Actually, the conversation went something like this:
mom: "I have something to tell you."
me: "I know. You and dad are getting divorced."![]()
The following years were spent moving, sans dad, into apartments that never fit all ten rooms of furniture. My brother once had a bedroom made up of the sunporch of a two bedroom flat, no privacy whatsoever. My room was hardly better, but much prettier: a small study with French doors and the odd closet with a high window looking up into the sky. I listened to my A-ha albums in there. We let all the furniture and all our toys and photo albums moulder in donated storage spaces, affected not only by time, but by neglect, moths, and flooding.
High school was great. But after junior high (which, as some insipid web page had put it, "wAs NeCeSsArIlY TrAgIc"), anything would be better. I had a first date, I had a first kiss. I went to 3 homecoming dances, and two proms. I sang and I danced and I acted and I wrote. Ah, such a young Renaissance woman.![]()

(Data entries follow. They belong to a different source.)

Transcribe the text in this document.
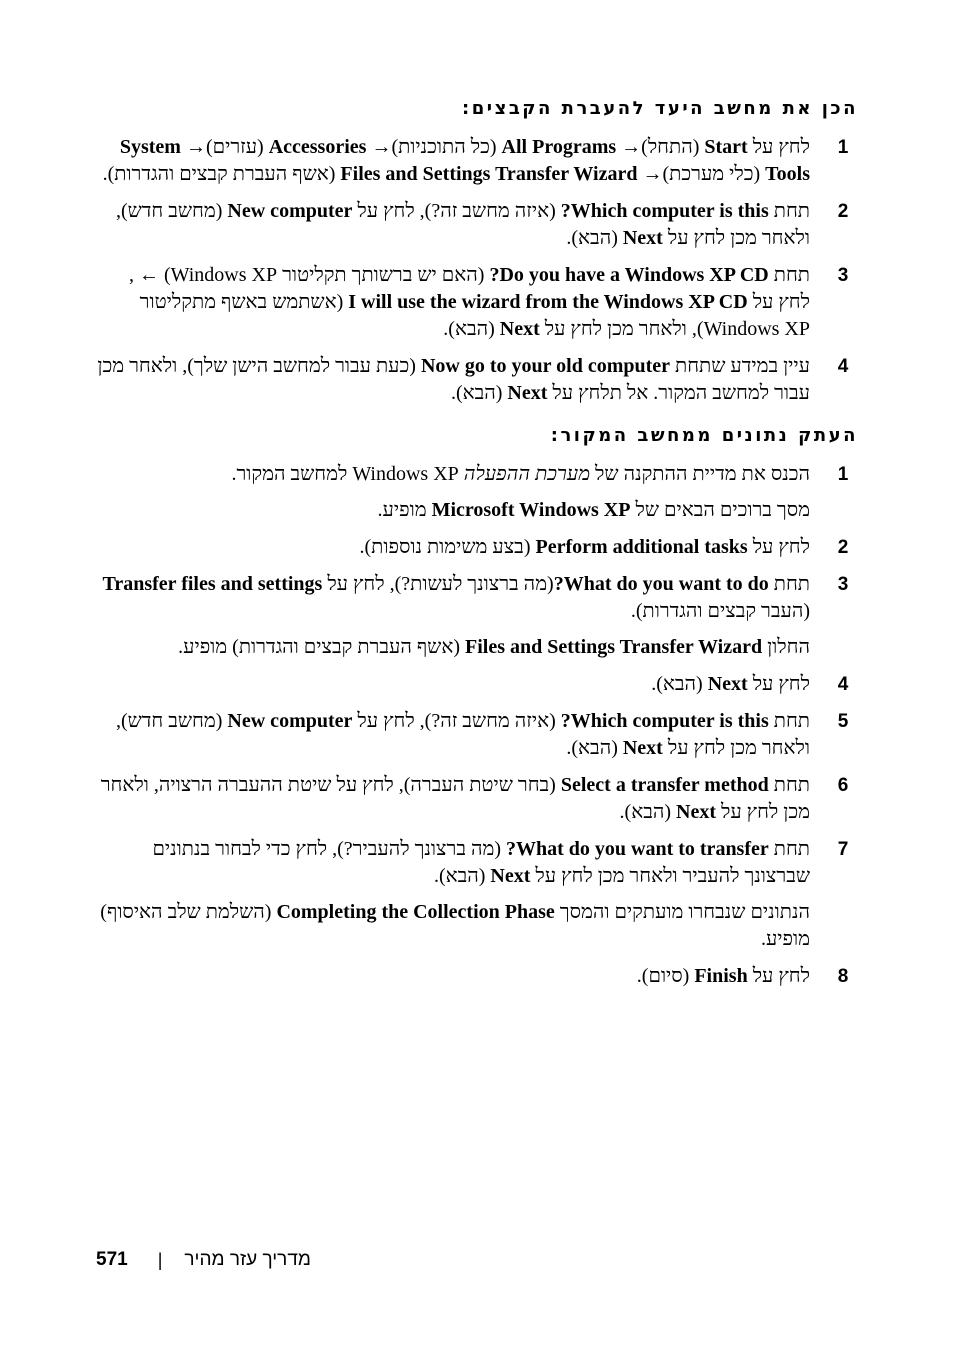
הכן את מחשב היעד להעברת הקבצים:
1
לחץ על Start (התחל)→ All Programs (כל התוכניות)→ Accessories (עזרים)→ System Tools (כלי מערכת)→ Files and Settings Transfer Wizard (אשף העברת קבצים והגדרות).
2
תחת Which computer is this? (איזה מחשב זה?), לחץ על New computer (מחשב חדש), ולאחר מכן לחץ על Next (הבא).
3
תחת Do you have a Windows XP CD? (האם יש ברשותך תקליטור Windows XP) ← , לחץ על I will use the wizard from the Windows XP CD (אשתמש באשף מתקליטור Windows XP), ולאחר מכן לחץ על Next (הבא).
4
עיין במידע שתחת Now go to your old computer (כעת עבור למחשב הישן שלך), ולאחר מכן עבור למחשב המקור. אל תלחץ על Next (הבא).
העתק נתונים ממחשב המקור:
1
הכנס את מדיית ההתקנה של מערכת ההפעלה Windows XP למחשב המקור.
מסך ברוכים הבאים של Microsoft Windows XP מופיע.
2
לחץ על Perform additional tasks (בצע משימות נוספות).
3
תחת What do you want to do?(מה ברצונך לעשות?), לחץ על Transfer files and settings (העבר קבצים והגדרות).
החלון Files and Settings Transfer Wizard (אשף העברת קבצים והגדרות) מופיע.
4
לחץ על Next (הבא).
5
תחת Which computer is this? (איזה מחשב זה?), לחץ על New computer (מחשב חדש), ולאחר מכן לחץ על Next (הבא).
6
תחת Select a transfer method (בחר שיטת העברה), לחץ על שיטת ההעברה הרצויה, ולאחר מכן לחץ על Next (הבא).
7
תחת What do you want to transfer? (מה ברצונך להעביר?), לחץ כדי לבחור בנתונים שברצונך להעביר ולאחר מכן לחץ על Next (הבא).
הנתונים שנבחרו מועתקים והמסך Completing the Collection Phase (השלמת שלב האיסוף) מופיע.
8
לחץ על Finish (סיום).
571 | מדריך עזר מהיר
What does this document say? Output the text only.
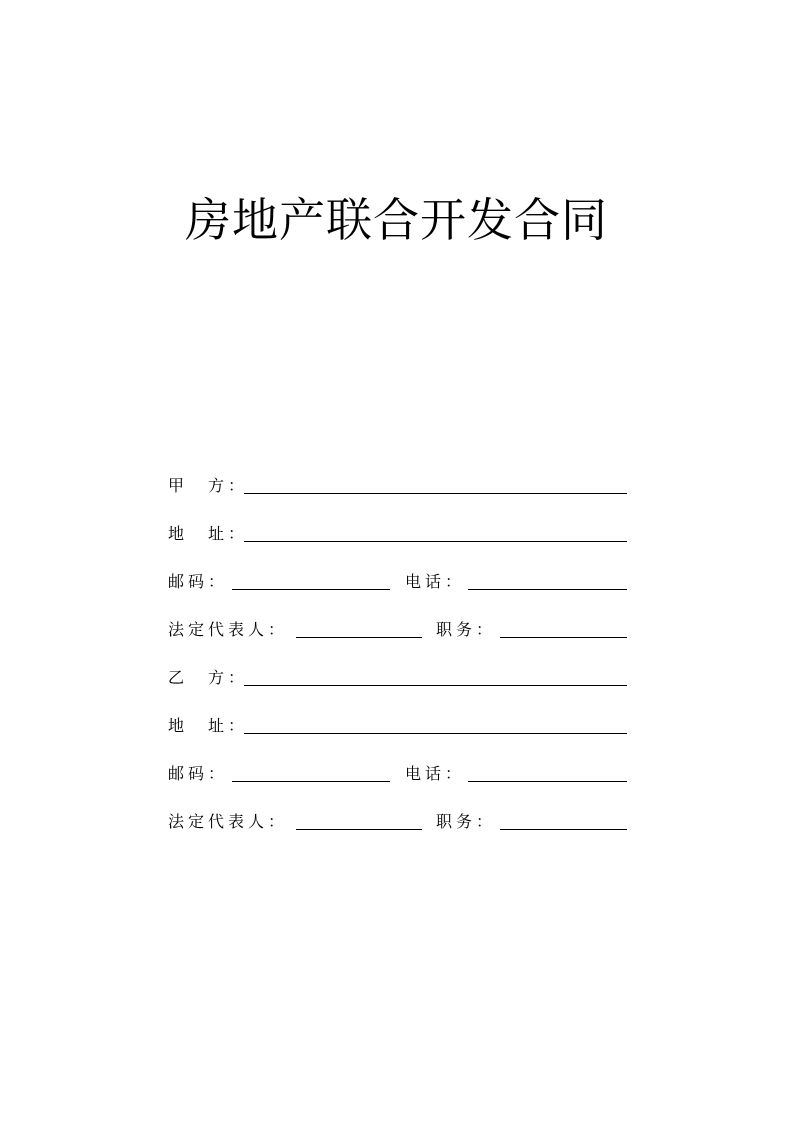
房地产联合开发合同
甲　方：
地　址：
邮码：	电话：
法定代表人：	职务：
乙　方：
地　址：
邮码：	电话：
法定代表人：	职务：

At a large midwestern college, Northern Illinois University, I earned a bachelor's degree in Theatre, a comprehensive degree that makes for nice litter paper at this point. I got a lot out of my time there, but it was so very self-motivated that I should have been paying tuition to myself rather than my professors. Wait, that sounds bitter.
Cut to the present. I'm a young woman of one quarter century in age, and I spend my days working in a bookstore, and my afternoons coaching high school students in the competitive art of individual events, or speech team. I'm a fiend for live music, I am a fiend for recorded music. I read hungrily, and I write. I've done my share of outdoor Shakespeare in the suburbs, and I've even done my share of moping about the two bedroom that I've shared with Scott and two glorious cats this past year.
I'm no stranger to community. I'm not the shy, retiring type. I crave an audience, but I never feel like really asking for it. I wait for them to come to me. And that's when the shine begins: usually I can feel it in the tips of my fingers, the resonance of my voice vibrating there and buzzing in my head. I threaten with brightness: I can clash in an instant with another strong personality. I even clash with myself: the doubt that forms like a tinny string of dialogue, scratchy on old vinyl beneath my thoughts.
"You won't even come close to making it this far without screwing up."
"What? That old idea again? Haven't we been here before?"
"Dont chance it. That way, people won't mock you."This spring marks my journey back to myself.